It’s obscurity, not apocalypse: All that the “right to be forgotten” decision has created is the right to ask to have information removed from search engine results.
/The National Post recently carried a week of op-eds, all focused on responding to the “right to be forgotten” that was (allegedly) created by the Google Spain decision. Some extremely well-known and widely-respected experts have weighed in on the subject:
Ann Cavoukian and Chris Wolfe:
…while personal control is essential to privacy, empowering individuals to demand the removal of links to unflattering, but accurate, information arguably goes far beyond protecting privacy… The recent extreme application of privacy rights in such a vague, shotgun manner threatens free expression on the Internet. We cannot allow the right to privacy to be converted into the right to censor.
This ruling threatens to change the Internet from a neutral platform, on which all the knowledge of humanity might eventually be made available, to a highly censored network, in which, every seven seconds, another person may unilaterally decide that they have a right to be forgotten and to have the record of their past suppressed…We have a duty to remember, not to forget; a duty not to let the past go, simply because it is inconvenient or embarrassing.
Should there be exceptions to the principle of “let the public record stand”? Most countries already have laws that do just that — prohibiting and ordering the deletion of online criminal defamation, cyberabuse and images of child sexual abuse, for example. Google, and other search engines, do invent algorithms that position certain results more prominently. Surely a discussion about tweaking those algorithms would have been less draconian than this cyber censorship.
With all due respect to these experts, I cannot help but feel that each of them has missed the central point – pushed by the rhetoric about a “right to be forgotten” into responding to a hypothetical idea rather than the concrete reality of the decision.
It is not about mere reputation grooming.
It is not about suppressing or rewriting history.
It is not about silencing critics.
It is not about scrubbing clean the public record.
It is not about protecting people from the consequences of their actions.
Frankly, this ruling isn’t the creation of a new form of censorship or suppression – rather, it’s a return to what used to be.
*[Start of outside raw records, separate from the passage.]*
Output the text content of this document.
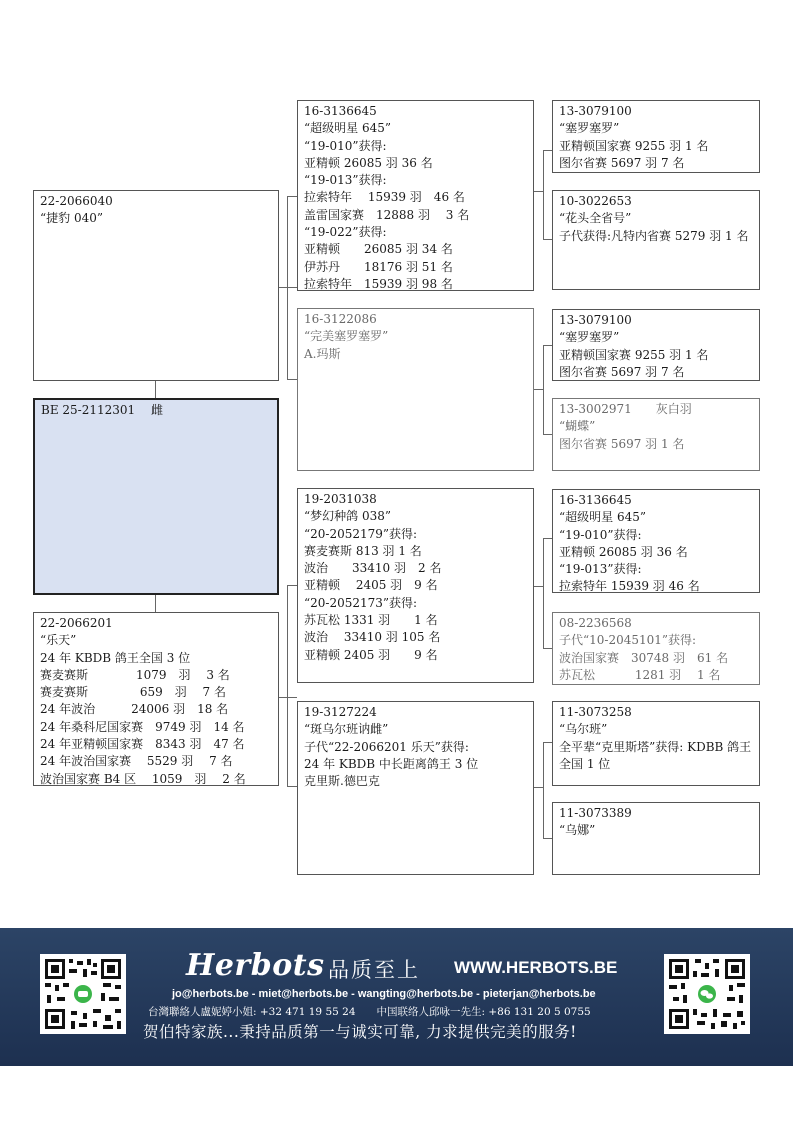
22-2066040
“捷豹 040”
BE 25-2112301　 雌
22-2066201
“乐天”
24 年 KBDB 鸽王全国 3 位
赛麦赛斯　　　　1079　羽　 3 名
赛麦赛斯　　　　 659　羽　 7 名
24 年波治　　　24006 羽　18 名
24 年桑科尼国家赛　9749 羽　14 名
24 年亚精顿国家赛　8343 羽　47 名
24 年波治国家赛　 5529 羽　 7 名
波治国家赛 B4 区　 1059　羽　 2 名
16-3136645
“超级明星 645”
“19-010”获得:
亚精顿 26085 羽 36 名
“19-013”获得:
拉索特年　 15939 羽　46 名
盖雷国家赛　12888 羽　 3 名
“19-022”获得:
亚精顿　　26085 羽 34 名
伊苏丹　　18176 羽 51 名
拉索特年　15939 羽 98 名
16-3122086
“完美塞罗塞罗”
A.玛斯
19-2031038
“梦幻种鸽 038”
“20-2052179”获得:
赛麦赛斯 813 羽 1 名
波治　　33410 羽　2 名
亚精顿　 2405 羽　9 名
“20-2052173”获得:
苏瓦松 1331 羽　　1 名
波治　 33410 羽 105 名
亚精顿 2405 羽　　9 名
19-3127224
“斑乌尔班讷雌”
子代“22-2066201 乐天”获得:
24 年 KBDB 中长距离鸽王 3 位
克里斯.德巴克
13-3079100
“塞罗塞罗”
亚精顿国家赛 9255 羽 1 名
图尔省赛 5697 羽 7 名
10-3022653
“花头全省号”
子代获得:凡特内省赛 5279 羽 1 名
13-3079100
“塞罗塞罗”
亚精顿国家赛 9255 羽 1 名
图尔省赛 5697 羽 7 名
13-3002971　　灰白羽
“蝴蝶”
图尔省赛 5697 羽 1 名
16-3136645
“超级明星 645”
“19-010”获得:
亚精顿 26085 羽 36 名
“19-013”获得:
拉索特年 15939 羽 46 名
08-2236568
子代“10-2045101”获得:
波治国家赛　30748 羽　61 名
苏瓦松　　　 1281 羽　 1 名
11-3073258
“乌尔班”
全平辈“克里斯塔”获得: KDBB 鸽王全国 1 位
11-3073389
“乌娜”
Herbots 品质至上 WWW.HERBOTS.BE
jo@herbots.be - miet@herbots.be - wangting@herbots.be - pieterjan@herbots.be
台灣聯絡人盧妮婷小姐: +32 471 19 55 24　　中国联络人邱咏一先生: +86 131 20 5 0755
贺伯特家族...秉持品质第一与诚实可靠, 力求提供完美的服务!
The decision sets the stage for aligning new communications media with more traditional lifespans of information and a restoration of the eventual drawing of a curtain of obscurity over information as its timeliness fades.
Facing the facts:
It is important to be clear that all the “right to be forgotten” decision has created is the right to ask to have information removed from search engine results.
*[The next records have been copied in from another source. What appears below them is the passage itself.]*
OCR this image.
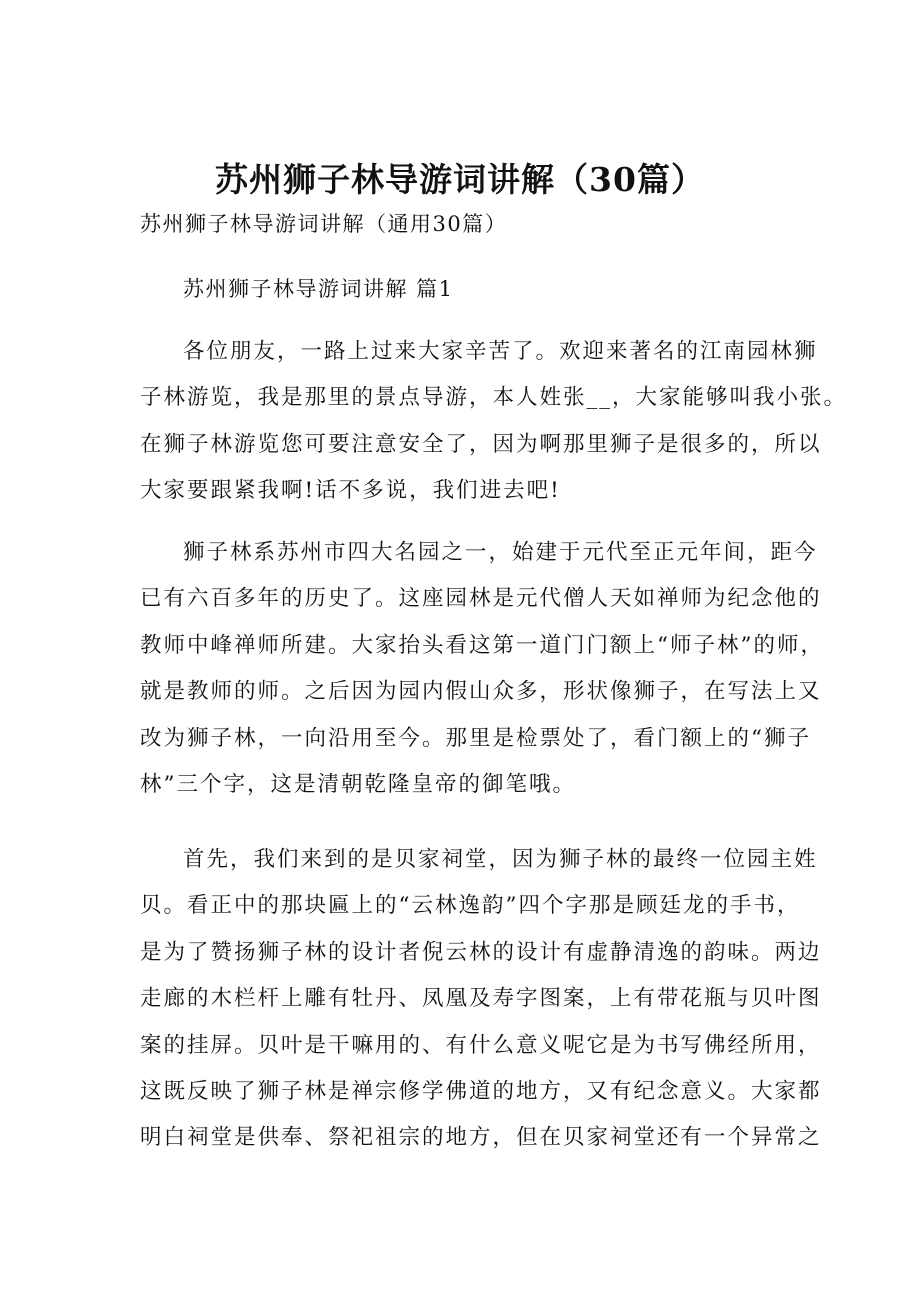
苏州狮子林导游词讲解（30篇）
苏州狮子林导游词讲解（通用30篇）
苏州狮子林导游词讲解 篇1
各位朋友，一路上过来大家辛苦了。欢迎来著名的江南园林狮
子林游览，我是那里的景点导游，本人姓张__，大家能够叫我小张。
在狮子林游览您可要注意安全了，因为啊那里狮子是很多的，所以
大家要跟紧我啊!话不多说，我们进去吧!
狮子林系苏州市四大名园之一，始建于元代至正元年间，距今
已有六百多年的历史了。这座园林是元代僧人天如禅师为纪念他的
教师中峰禅师所建。大家抬头看这第一道门门额上“师子林”的师，
就是教师的师。之后因为园内假山众多，形状像狮子，在写法上又
改为狮子林，一向沿用至今。那里是检票处了，看门额上的“狮子
林”三个字，这是清朝乾隆皇帝的御笔哦。
首先，我们来到的是贝家祠堂，因为狮子林的最终一位园主姓
贝。看正中的那块匾上的“云林逸韵”四个字那是顾廷龙的手书，
是为了赞扬狮子林的设计者倪云林的设计有虚静清逸的韵味。两边
走廊的木栏杆上雕有牡丹、凤凰及寿字图案，上有带花瓶与贝叶图
案的挂屏。贝叶是干嘛用的、有什么意义呢它是为书写佛经所用，
这既反映了狮子林是禅宗修学佛道的地方，又有纪念意义。大家都
明白祠堂是供奉、祭祀祖宗的地方，但在贝家祠堂还有一个异常之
There is no guarantee that the information will be removed – in its decision the court recognized that while indeed there are situations where removal would be appropriate, each request requires a careful balancing of individual rights of informational self-determination against the public interest.
It is also worth pointing out that this is hardly the only recourse users have to protect and shape online privacy, identity, and reputation. In an Atlantic article about the introduction of Facebook Social Graph, the authors comment that:
Online, obscurity is created through a combination of factors. Being invisible to search engines increases obscurity. So does using privacy settings and pseudonyms. Disclosing information in coded ways that only a limited audience will grasp enhances obscurity, too. Since few online disclosures are truly confidential or highly publicized, the lion's share of communication on the social web falls along the expansive continuum of obscurity: a range that runs from completely hidden to totally obvious.
Other ubiquitous privacy protective techniques don’t tend to engender the same concerns as “right to be forgotten”. Nobody is ringing alarm bells equating privacy settings with censorship – indeed, we encourage the use of privacy settings as responsible online behavior. And while there are certainly concerns about the use of pseudonyms, those concerns are focused on accountability, not freedom of speech or access to information. In fact, the use of pseudonyms is widely considered as facilitating freedom of speech, not preventing it.
Bottom line:
I’m all for freedom of expression. Not a fan of censorship either. So I would like to make a heartfelt plea to the community of thinkers who focus on this area of emerging law, policy, and culture: exaggerations and overreactions don’t help clarify these issues and are potentially damaging in the long run. A clear understanding of what this decision is —and what it is not— will be the best first step towards effective, balanced implementation.